Why, the last third of life might be a really splendid thing! With a new will, we began to explore life’s new possibilities.
In addition to a weekly discussion, members are encouraged to pursue a reading program at home on their own. Not all of it focuses on death, of course, but there is a solid list of titles that we recommend for use in exploring your attitude toward death and in examining the evidence of postmortem survival.
Last of all, there is meditation. The Twelve Conditions state that meditation is an integral part of the Phenix approach to living harmoniously and creatively.
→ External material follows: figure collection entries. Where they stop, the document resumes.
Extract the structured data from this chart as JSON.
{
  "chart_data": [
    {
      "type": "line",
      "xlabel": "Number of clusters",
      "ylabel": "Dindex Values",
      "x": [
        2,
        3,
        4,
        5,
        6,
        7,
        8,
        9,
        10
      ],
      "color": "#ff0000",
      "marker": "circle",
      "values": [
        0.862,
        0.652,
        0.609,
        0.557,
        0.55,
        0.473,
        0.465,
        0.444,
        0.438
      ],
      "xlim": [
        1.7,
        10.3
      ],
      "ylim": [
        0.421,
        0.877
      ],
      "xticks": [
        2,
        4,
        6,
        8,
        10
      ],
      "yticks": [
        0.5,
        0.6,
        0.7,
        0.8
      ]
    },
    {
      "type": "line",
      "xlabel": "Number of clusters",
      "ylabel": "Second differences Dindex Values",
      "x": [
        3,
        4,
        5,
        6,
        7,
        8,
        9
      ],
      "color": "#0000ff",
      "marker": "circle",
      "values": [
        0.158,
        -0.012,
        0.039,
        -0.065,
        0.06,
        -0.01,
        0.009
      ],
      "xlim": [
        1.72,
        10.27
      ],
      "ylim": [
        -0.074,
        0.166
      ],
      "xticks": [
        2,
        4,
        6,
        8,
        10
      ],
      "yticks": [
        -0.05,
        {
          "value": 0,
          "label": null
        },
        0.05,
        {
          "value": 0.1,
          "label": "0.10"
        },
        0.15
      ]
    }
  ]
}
The Phenix Society’s approach, then, is based on reading, discussion, and meditation. We say that the courage to face death – your own death – is indeed teachable. Nor is it courage based on false hopes. It springs from the very fabric of ultimate reality. Death-fear can be allayed intellectually, emotionally, experientially. As Phenix Society members, we aim to grow to cosmic consciousness in the company of supportive friends who look on death as a great adventure. And although the original intent of the organization was to meet the needs of people in the last third of life, we’ve found that young people are also seeking to travel in our company, so we’ve welcomed them. Thus, there is no age limit. Such wisdom as we have is there for everyone, and freely shared.